# Difference in models?



## hi im drummer03 (Oct 27, 2008)

When looking on S&Ws website im confused on the different models of M&P 40Compact...

109003: 10 Rd, Mag Safety, Int Lock, Std Sights, 2 Mags
109303: 10 Rd, Std Sights, 2 Mags

When i look at those im assuming Mag Safety and IntLock?
So i guess if this is true what is a Mag safety and Int Lock?


----------



## HowardCohodas (Nov 16, 2008)

The mag safety prevents the gun from firing if the magazine is out.

The interlock safety is sometimes referred to as the thumb safety.

If I didn't clear it up, let me know. I'll try harder.


----------



## Ptarmigan (Jul 4, 2008)

Actually I am pretty sure the Int Lock is an Internal Lock which is required in some states. The thumb safety on the M&P only comes on the .45ACP models as far as I know.


----------



## JeffWard (Aug 24, 2007)

Ptarmigan is right.

The M&P comes with as many options as a 80's Sedan...

Mag safety is just that, the gun will not fire with no magizine in it. My Pro Series (I think all Pro Series') comes without. It will shoot with no mag. This is a "safety feature" in case you are struggling with an assailant. If you are losing control of the gun, you can attempt to drop the mag, rendering it unfirable. It is required by some PDs.

The internal Lock is a small key inserted in the side of the gun, locking the striker or hammer (in a revolver). S&W offers this with all it's guns... Just something else to go wrong...

I'd worry more about the gun locking if dropped, than discharging if dropped (which all S&Ws are drop-safe).

JW


----------



## HowardCohodas (Nov 16, 2008)

Oh boy, I just tarnished my M&P lover badge. 

Come visit us at the M&P forum, which I should have checked first before answering. http://MP-Pistol.com/.


----------



## Ptarmigan (Jul 4, 2008)

No big deal, Howard. :smt023

The mag safety is a pretty neat concept and I see the benefit of it. I would, however, rather not have that feature on my gun is I had a choice. 
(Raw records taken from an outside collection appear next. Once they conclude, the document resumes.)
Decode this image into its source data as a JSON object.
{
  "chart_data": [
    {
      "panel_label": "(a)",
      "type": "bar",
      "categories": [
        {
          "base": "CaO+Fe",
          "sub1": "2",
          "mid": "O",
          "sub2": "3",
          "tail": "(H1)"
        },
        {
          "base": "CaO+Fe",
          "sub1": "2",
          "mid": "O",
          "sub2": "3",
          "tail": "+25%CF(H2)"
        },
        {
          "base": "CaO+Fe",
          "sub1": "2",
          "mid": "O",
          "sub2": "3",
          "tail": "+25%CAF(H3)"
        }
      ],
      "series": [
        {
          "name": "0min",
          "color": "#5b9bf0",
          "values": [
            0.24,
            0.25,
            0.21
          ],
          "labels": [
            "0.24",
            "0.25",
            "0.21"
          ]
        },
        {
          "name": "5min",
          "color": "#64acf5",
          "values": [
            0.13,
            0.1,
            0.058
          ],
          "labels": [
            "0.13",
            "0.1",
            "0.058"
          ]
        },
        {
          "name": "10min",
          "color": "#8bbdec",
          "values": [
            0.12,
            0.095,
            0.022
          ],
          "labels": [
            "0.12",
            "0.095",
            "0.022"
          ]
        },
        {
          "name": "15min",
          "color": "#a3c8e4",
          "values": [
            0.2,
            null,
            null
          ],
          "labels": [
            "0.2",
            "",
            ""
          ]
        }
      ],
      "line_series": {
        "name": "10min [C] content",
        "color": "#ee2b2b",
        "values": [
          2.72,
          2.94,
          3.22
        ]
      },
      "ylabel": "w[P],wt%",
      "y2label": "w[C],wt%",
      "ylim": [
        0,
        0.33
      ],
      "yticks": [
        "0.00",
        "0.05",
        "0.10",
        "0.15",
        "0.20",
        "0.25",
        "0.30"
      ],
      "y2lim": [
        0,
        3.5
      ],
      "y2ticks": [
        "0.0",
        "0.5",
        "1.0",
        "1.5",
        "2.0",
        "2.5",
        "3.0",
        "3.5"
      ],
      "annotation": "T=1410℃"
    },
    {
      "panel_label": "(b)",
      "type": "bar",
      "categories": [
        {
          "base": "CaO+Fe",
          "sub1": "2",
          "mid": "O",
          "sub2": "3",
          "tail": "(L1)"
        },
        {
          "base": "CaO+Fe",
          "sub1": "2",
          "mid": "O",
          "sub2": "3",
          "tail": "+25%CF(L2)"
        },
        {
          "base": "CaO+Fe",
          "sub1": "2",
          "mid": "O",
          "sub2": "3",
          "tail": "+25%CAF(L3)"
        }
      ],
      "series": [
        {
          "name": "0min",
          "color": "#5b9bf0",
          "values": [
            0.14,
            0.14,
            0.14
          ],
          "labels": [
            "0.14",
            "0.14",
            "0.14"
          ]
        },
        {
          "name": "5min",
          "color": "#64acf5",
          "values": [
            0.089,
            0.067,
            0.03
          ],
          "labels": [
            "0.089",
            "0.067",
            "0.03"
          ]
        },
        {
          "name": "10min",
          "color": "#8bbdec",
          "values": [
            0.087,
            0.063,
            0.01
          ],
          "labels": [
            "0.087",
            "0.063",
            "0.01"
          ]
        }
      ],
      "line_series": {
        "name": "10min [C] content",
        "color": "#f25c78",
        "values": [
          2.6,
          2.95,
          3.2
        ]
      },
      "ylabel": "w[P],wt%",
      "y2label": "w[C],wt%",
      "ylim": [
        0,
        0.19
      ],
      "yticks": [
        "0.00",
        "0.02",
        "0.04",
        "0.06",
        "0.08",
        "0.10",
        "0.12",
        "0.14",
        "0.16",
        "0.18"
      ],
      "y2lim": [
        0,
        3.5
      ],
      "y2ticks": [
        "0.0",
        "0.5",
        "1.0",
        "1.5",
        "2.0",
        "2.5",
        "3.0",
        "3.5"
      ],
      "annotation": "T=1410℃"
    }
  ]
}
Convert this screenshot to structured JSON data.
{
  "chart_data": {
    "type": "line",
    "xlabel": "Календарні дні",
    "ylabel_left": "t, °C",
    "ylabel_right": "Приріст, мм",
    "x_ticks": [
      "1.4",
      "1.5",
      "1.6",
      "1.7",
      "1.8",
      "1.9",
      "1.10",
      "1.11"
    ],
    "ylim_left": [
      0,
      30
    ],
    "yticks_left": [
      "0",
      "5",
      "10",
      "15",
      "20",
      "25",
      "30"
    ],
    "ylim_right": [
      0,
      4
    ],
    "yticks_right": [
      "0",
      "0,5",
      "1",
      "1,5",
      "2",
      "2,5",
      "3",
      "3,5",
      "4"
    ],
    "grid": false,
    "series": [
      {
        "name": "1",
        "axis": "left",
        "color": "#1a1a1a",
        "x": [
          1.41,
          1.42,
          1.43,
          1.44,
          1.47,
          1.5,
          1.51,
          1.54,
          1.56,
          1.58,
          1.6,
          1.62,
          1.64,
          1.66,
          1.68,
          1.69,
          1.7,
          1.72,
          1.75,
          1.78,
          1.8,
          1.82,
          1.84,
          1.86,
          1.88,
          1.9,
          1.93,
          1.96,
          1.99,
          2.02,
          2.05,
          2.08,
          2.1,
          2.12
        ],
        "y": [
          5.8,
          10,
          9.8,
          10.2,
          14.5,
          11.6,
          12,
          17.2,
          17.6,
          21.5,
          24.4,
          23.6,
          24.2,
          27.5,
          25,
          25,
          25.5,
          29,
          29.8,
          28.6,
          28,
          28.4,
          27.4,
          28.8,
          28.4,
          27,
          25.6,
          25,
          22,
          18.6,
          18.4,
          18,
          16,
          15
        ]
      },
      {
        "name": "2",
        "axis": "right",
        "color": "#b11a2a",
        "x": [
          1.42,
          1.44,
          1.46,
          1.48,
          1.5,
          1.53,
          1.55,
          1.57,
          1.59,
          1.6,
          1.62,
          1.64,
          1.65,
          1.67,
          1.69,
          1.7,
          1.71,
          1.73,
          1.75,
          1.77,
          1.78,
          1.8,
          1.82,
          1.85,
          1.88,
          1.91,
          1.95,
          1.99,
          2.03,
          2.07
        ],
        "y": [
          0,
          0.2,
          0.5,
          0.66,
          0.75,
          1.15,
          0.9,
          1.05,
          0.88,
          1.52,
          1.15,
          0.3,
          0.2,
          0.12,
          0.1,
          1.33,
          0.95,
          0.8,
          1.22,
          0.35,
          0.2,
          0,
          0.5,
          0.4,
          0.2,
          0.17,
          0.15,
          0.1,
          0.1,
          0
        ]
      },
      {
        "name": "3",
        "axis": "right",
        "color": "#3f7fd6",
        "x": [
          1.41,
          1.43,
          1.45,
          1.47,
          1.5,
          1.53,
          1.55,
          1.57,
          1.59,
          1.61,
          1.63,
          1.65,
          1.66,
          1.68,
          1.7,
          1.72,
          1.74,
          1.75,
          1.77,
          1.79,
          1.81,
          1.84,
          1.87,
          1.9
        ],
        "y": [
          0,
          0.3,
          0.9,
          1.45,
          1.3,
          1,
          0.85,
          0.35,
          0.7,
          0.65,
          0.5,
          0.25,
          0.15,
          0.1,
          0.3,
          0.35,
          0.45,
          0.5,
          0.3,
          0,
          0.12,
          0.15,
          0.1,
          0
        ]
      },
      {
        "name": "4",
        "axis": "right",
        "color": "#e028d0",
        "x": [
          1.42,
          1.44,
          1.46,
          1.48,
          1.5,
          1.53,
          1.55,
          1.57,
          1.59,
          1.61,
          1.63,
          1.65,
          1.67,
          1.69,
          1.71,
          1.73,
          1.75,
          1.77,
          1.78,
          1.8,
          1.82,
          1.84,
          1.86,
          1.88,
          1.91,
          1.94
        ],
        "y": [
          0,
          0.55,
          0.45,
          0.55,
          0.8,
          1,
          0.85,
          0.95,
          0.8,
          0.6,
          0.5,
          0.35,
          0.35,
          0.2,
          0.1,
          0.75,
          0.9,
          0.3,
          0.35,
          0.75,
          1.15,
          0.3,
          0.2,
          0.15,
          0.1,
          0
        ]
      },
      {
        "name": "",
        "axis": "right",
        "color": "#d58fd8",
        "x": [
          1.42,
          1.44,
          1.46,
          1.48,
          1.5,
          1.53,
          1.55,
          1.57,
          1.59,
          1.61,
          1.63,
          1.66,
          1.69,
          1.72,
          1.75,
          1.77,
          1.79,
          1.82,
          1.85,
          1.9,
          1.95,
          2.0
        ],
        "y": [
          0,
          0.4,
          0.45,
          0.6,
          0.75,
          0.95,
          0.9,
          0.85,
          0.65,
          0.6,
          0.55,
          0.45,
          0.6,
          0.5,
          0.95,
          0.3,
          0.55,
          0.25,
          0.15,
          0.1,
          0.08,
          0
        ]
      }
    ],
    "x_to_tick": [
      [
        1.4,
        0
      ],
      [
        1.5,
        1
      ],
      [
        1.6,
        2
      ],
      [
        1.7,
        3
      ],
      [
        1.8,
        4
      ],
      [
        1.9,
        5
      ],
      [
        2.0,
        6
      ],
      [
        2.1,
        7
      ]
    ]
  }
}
The internal lock thing bugs the crap out of me, and I do not want it on any of my guns. I am with Jeff that it is just one more thing that can go wrong. It would really suck if it was "shot locked." I am guessing that enought testing was done to ensure this cannot happen, but I lack the faith to completely trust anyone or anything.


----------



## TOF (Sep 7, 2006)

Ptarmigan said:


> No big deal, Howard. :smt023
> 
> The mag safety is a pretty neat concept and I see the benefit of it. I would, however, rather not have that feature on my gun is I had a choice.
> 
> The internal lock thing bugs the crap out of me, and I do not want it on any of my guns. I am with Jeff that it is just one more thing that can go wrong. It would really suck if it was "shot locked." I am guessing that enought testing was done to ensure this cannot happen, but I lack the faith to completely trust anyone or anything.


The mag safety is very easy to remove along with the internal take down lever. Haven't seen one with the Lock but expect it will come out easy also. I believe Brownells can sell the little plastic plug to seal the hole. It currently lists for $1.09, part #22 on their schematic.


----------



## hi im drummer03 (Oct 27, 2008)

What kind of opinions have you guys formed on this gun.The feel of it to me is very comfortable.Im impressed with the look.It comes in my favorite 40.Also i know S&W has been around...


----------



## TOF (Sep 7, 2006)

My opinion is that an M&P40 is my primary pistol. I like it.


----------